Se você quer uma mirrorless mais sofisticada e que tenha um excelente desempenho em qualquer situação. Esses modelos são mais caros, mas pelo preço, você obtém corpos metálicos robustos que são selados contra a água e poeira e são fabricados para funcionar em temperaturas abaixo de zero. Seus visores eletrônicos grandes e brilhantes estão entre os melhores que já vimos, e você tem uma grande quantidade de botões – muitos dos quais podem ser personalizados – para mudar rapidamente as configurações da câmera e de exposição para que você não perca a próxima foto.

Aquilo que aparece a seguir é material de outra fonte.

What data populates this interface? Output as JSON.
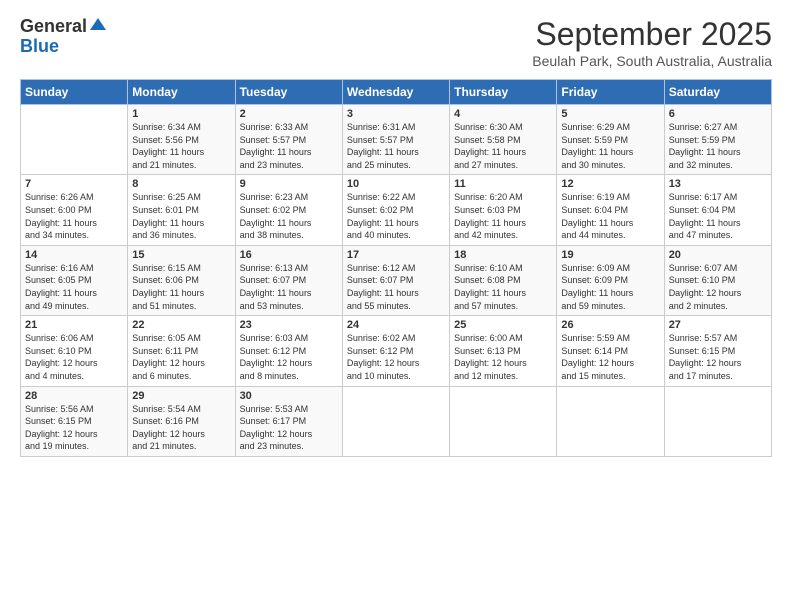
{
  "header": {
    "logo_general": "General",
    "logo_blue": "Blue",
    "month": "September 2025",
    "location": "Beulah Park, South Australia, Australia"
  },
  "days_of_week": [
    "Sunday",
    "Monday",
    "Tuesday",
    "Wednesday",
    "Thursday",
    "Friday",
    "Saturday"
  ],
  "weeks": [
    [
      {
        "day": "",
        "info": ""
      },
      {
        "day": "1",
        "info": "Sunrise: 6:34 AM\nSunset: 5:56 PM\nDaylight: 11 hours\nand 21 minutes."
      },
      {
        "day": "2",
        "info": "Sunrise: 6:33 AM\nSunset: 5:57 PM\nDaylight: 11 hours\nand 23 minutes."
      },
      {
        "day": "3",
        "info": "Sunrise: 6:31 AM\nSunset: 5:57 PM\nDaylight: 11 hours\nand 25 minutes."
      },
      {
        "day": "4",
        "info": "Sunrise: 6:30 AM\nSunset: 5:58 PM\nDaylight: 11 hours\nand 27 minutes."
      },
      {
        "day": "5",
        "info": "Sunrise: 6:29 AM\nSunset: 5:59 PM\nDaylight: 11 hours\nand 30 minutes."
      },
      {
        "day": "6",
        "info": "Sunrise: 6:27 AM\nSunset: 5:59 PM\nDaylight: 11 hours\nand 32 minutes."
      }
    ],
    [
      {
        "day": "7",
        "info": "Sunrise: 6:26 AM\nSunset: 6:00 PM\nDaylight: 11 hours\nand 34 minutes."
      },
      {
        "day": "8",
        "info": "Sunrise: 6:25 AM\nSunset: 6:01 PM\nDaylight: 11 hours\nand 36 minutes."
      },
      {
        "day": "9",
        "info": "Sunrise: 6:23 AM\nSunset: 6:02 PM\nDaylight: 11 hours\nand 38 minutes."
      },
      {
        "day": "10",
        "info": "Sunrise: 6:22 AM\nSunset: 6:02 PM\nDaylight: 11 hours\nand 40 minutes."
      },
      {
        "day": "11",
        "info": "Sunrise: 6:20 AM\nSunset: 6:03 PM\nDaylight: 11 hours\nand 42 minutes."
      },
      {
        "day": "12",
        "info": "Sunrise: 6:19 AM\nSunset: 6:04 PM\nDaylight: 11 hours\nand 44 minutes."
      },
      {
        "day": "13",
        "info": "Sunrise: 6:17 AM\nSunset: 6:04 PM\nDaylight: 11 hours\nand 47 minutes."
      }
    ],
    [
      {
        "day": "14",
        "info": "Sunrise: 6:16 AM\nSunset: 6:05 PM\nDaylight: 11 hours\nand 49 minutes."
      },
      {
        "day": "15",
        "info": "Sunrise: 6:15 AM\nSunset: 6:06 PM\nDaylight: 11 hours\nand 51 minutes."
      },
      {
        "day": "16",
        "info": "Sunrise: 6:13 AM\nSunset: 6:07 PM\nDaylight: 11 hours\nand 53 minutes."
      },
      {
        "day": "17",
        "info": "Sunrise: 6:12 AM\nSunset: 6:07 PM\nDaylight: 11 hours\nand 55 minutes."
      },
      {
        "day": "18",
        "info": "Sunrise: 6:10 AM\nSunset: 6:08 PM\nDaylight: 11 hours\nand 57 minutes."
      },
      {
        "day": "19",
        "info": "Sunrise: 6:09 AM\nSunset: 6:09 PM\nDaylight: 11 hours\nand 59 minutes."
      },
      {
        "day": "20",
        "info": "Sunrise: 6:07 AM\nSunset: 6:10 PM\nDaylight: 12 hours\nand 2 minutes."
      }
    ],
    [
      {
        "day": "21",
        "info": "Sunrise: 6:06 AM\nSunset: 6:10 PM\nDaylight: 12 hours\nand 4 minutes."
      },
      {
        "day": "22",
        "info": "Sunrise: 6:05 AM\nSunset: 6:11 PM\nDaylight: 12 hours\nand 6 minutes."
      },
      {
        "day": "23",
        "info": "Sunrise: 6:03 AM\nSunset: 6:12 PM\nDaylight: 12 hours\nand 8 minutes."
      },
      {
        "day": "24",
        "info": "Sunrise: 6:02 AM\nSunset: 6:12 PM\nDaylight: 12 hours\nand 10 minutes."
      },
      {
        "day": "25",
        "info": "Sunrise: 6:00 AM\nSunset: 6:13 PM\nDaylight: 12 hours\nand 12 minutes."
      },
      {
        "day": "26",
        "info": "Sunrise: 5:59 AM\nSunset: 6:14 PM\nDaylight: 12 hours\nand 15 minutes."
      },
      {
        "day": "27",
        "info": "Sunrise: 5:57 AM\nSunset: 6:15 PM\nDaylight: 12 hours\nand 17 minutes."
      }
    ],
    [
      {
        "day": "28",
        "info": "Sunrise: 5:56 AM\nSunset: 6:15 PM\nDaylight: 12 hours\nand 19 minutes."
      },
      {
        "day": "29",
        "info": "Sunrise: 5:54 AM\nSunset: 6:16 PM\nDaylight: 12 hours\nand 21 minutes."
      },
      {
        "day": "30",
        "info": "Sunrise: 5:53 AM\nSunset: 6:17 PM\nDaylight: 12 hours\nand 23 minutes."
      },
      {
        "day": "",
        "info": ""
      },
      {
        "day": "",
        "info": ""
      },
      {
        "day": "",
        "info": ""
      },
      {
        "day": "",
        "info": ""
      }
    ]
  ]
}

Estas são câmeras para fotógrafos avançados exigentes e que estão dispostos a pagar pelo desempenho de uma câmera que é líder da classe. Para tirar o máximo de proveito desse tipo de equipamento, você precisa passar algum tempo com o manual de instruções. E elas exigem um compromisso financeiro que vai além do preço das câmeras de entrada. As grandes lentes podem custar tanto ou mais que a própria câmera, e a partir do momento que você começar a investir nas lentes de uma determinada marca, trocar de marca mais tarde pode ser muito caro. Mas se você puder investir em uma câmera dessas, provavelmente você não precisará comprar outra câmera durante muitos anos.

Nossas sugestões, nesse caso, são: Fuji X-T2, Fujifilm X-T1, Olympus E-M1 II, Olympus PEN-F, Sony A6500, Sony A7II e a novíssima Sony A9.